I am in love both with ideas and with ideals, and I deeply regret the tendency of the modern school systems to substitute feelings for knowledge and equalization for elevation. I read constantly and love discussing the great ideas and the glory of Western Civilization.

I also happen to think that those professors who despise our culture and its amazing heritage should emigrate to the cultures they profess to admire, to experience firsthand the abject poverty, brutal suppression of human rights and cruelty toward women. 

Many modern professors find good things to say about those radical leftist movements that have produced the mass slaughter of dozens of millions of their own citizens, reserving their only criticism for America and those nations shaped by the great Western moral and cultural tradition. 

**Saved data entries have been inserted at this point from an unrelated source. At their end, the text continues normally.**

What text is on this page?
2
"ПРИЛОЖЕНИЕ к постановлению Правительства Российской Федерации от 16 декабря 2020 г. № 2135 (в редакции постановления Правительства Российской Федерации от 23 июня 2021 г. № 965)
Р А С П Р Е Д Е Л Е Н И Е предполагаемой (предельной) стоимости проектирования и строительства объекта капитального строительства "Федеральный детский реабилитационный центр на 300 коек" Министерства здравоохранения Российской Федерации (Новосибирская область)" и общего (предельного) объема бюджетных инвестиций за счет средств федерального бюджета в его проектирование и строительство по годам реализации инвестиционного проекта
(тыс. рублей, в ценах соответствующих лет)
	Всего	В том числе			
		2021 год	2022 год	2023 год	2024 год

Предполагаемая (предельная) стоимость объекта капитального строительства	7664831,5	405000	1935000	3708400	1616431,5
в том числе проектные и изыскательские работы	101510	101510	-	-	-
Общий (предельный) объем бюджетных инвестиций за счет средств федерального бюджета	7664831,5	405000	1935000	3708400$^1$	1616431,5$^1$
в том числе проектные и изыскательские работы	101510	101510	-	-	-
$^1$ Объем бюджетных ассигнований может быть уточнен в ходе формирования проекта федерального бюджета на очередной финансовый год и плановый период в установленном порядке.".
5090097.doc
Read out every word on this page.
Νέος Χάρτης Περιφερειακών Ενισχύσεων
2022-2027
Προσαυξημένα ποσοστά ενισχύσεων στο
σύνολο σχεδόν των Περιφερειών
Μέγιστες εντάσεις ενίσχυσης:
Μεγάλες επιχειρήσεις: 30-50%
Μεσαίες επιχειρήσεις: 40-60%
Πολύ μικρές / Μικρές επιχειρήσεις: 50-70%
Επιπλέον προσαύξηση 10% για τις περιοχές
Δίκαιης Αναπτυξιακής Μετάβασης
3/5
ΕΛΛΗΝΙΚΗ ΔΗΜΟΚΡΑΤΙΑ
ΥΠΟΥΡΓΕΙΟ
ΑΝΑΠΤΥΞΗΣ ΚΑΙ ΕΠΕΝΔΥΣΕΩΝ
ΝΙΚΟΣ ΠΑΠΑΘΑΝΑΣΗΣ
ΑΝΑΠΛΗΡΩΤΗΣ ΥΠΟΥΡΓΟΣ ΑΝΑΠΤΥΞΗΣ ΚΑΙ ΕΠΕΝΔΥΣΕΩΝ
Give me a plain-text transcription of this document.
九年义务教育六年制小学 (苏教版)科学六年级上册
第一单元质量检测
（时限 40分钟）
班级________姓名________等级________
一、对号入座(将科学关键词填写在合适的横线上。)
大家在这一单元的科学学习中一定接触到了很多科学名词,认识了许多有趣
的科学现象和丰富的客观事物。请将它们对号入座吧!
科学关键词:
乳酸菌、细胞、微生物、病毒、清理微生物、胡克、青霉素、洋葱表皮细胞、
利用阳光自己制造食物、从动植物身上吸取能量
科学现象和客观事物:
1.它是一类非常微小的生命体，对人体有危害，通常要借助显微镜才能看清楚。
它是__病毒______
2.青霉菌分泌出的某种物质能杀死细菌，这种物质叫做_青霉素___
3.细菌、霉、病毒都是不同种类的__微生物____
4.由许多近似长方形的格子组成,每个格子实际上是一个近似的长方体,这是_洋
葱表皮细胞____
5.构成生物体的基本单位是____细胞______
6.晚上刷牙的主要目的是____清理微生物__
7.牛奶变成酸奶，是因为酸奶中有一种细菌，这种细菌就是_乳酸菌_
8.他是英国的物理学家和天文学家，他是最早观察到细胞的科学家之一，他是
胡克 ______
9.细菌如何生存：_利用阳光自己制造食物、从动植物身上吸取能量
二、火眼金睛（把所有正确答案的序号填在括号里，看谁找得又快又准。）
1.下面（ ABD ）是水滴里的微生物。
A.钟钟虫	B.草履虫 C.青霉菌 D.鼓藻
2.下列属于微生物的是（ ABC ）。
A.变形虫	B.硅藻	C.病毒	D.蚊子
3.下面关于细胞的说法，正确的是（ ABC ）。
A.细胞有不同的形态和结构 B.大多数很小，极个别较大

If you could have lunch with any three people, living or dead, who would it be and why?

Alexander the Great, who used the teachings of his mentor, Aristotle, to spread Greek culture and learning throughout the known world.

Julius Ceasar, whose intellect and daring brought Roman peace and justice to much of that world.

And, most of all, Jesus of Nazareth. He divided human history in half, yet is quite unwelcome in modern schools and universities. He is far and away the single most influential and significant person in my life.